Junto a los murales y la mejor iluminación de la ciudad, están los Caminos de Mujeres Libres y Seguras, un manifiesto y acción para transformar calles, barrios, barrios donde mujeres y niñas puedan transitar sin miedo. Son una especie de barrera de luz contra el machismo y la violencia.
El itinerario fue más largo, porque ya se han construido doce Utopías y se están construyendo seis más, pero cerramos esta primera visita con la Nave, llamada así porque tiene forma de barco. En el Acuario Digital observé infantes atónitos que tenían contacto con el mar por primera vez; visitantes concienciando en la sala de exposiciones sobre el cambio climático y también turistas europeos preguntando por la sala de grabación y la sala de música instrumental. Poco antes, una orquesta nos ofreció un breve concierto. Es quizás la primera vez que escucho con deleite una filarmónica o sinfónica de barrio de un barrio bendito. Y es el compromiso con el arte lo que transforma a quienes lo practican con pasión. Como dijo el paraguayo Luis Szarán: El joven que interpreta a Mozart de díano se puede romper vidrieras en la noche.

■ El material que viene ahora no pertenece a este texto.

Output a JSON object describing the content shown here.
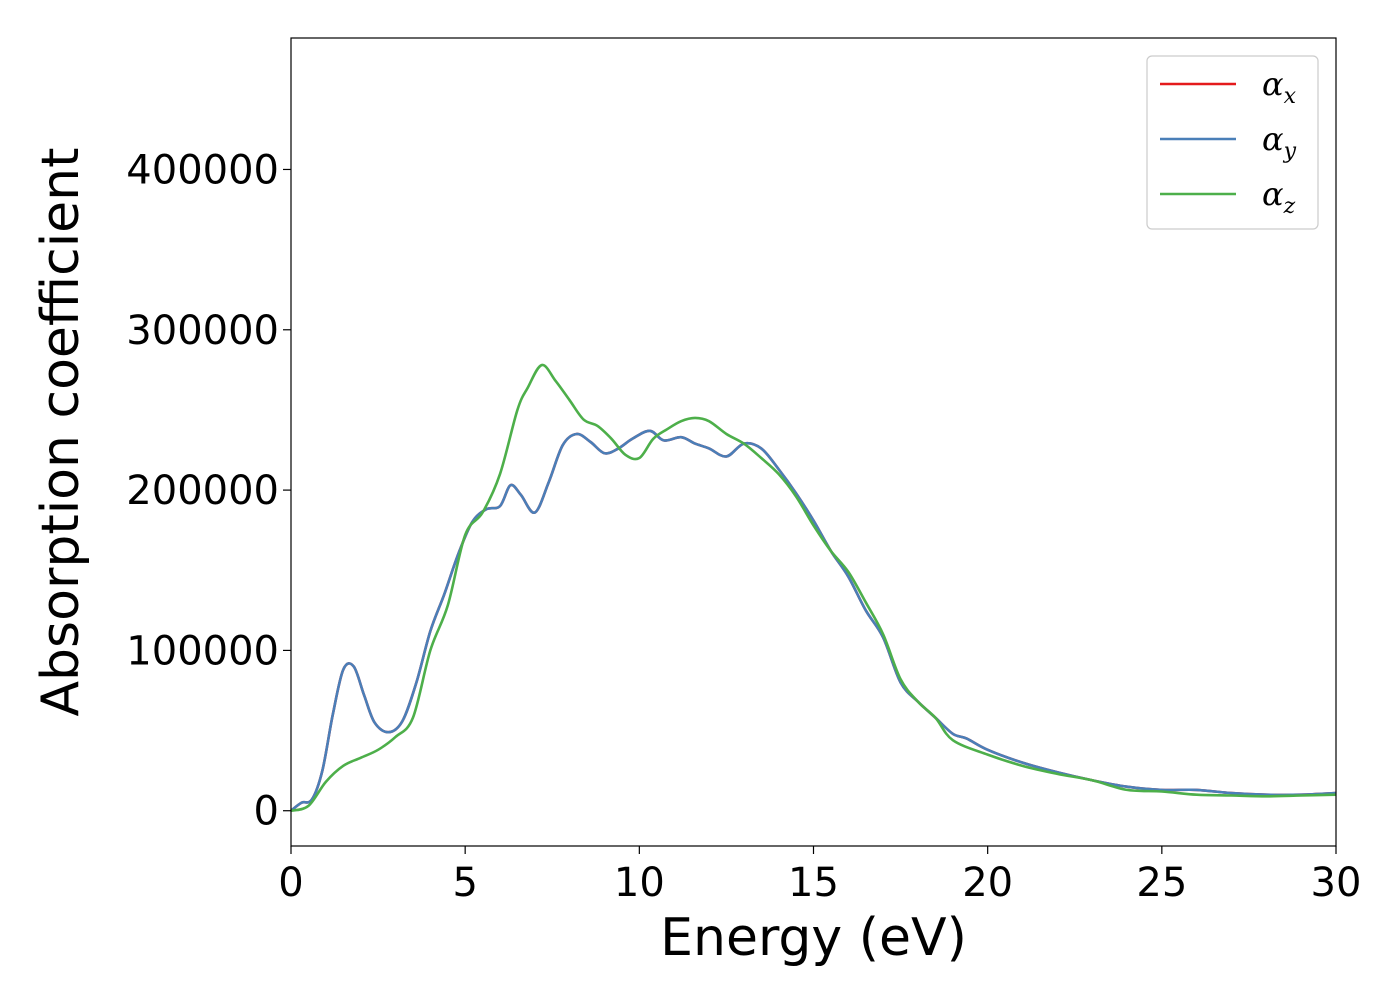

Nunca más la estigmatización de los pobres que son pobres porque son vagos. Nunca más desprecio a la gente común, el naco siempre ofendido por los güeros que son, en realidad, huecos. No más inútiles o desalojados, no más colmenas de adictos o favelas, no más racistas que se olvidaron del otomí, del agave o del huipil. Aquí, en el laboratorio de dignidad más grande del continente, se construye el futuro y algo más: la conciencia de saber que, aún dentro del capitalismo salvaje, hay apóstoles que velan por los desheredados. Ojalá se multipliquen las Brugadas, para que la luz clara de la solidaridad y la justicia prevalezca en todo el territorio capitalino y en todo el territorio mexicano.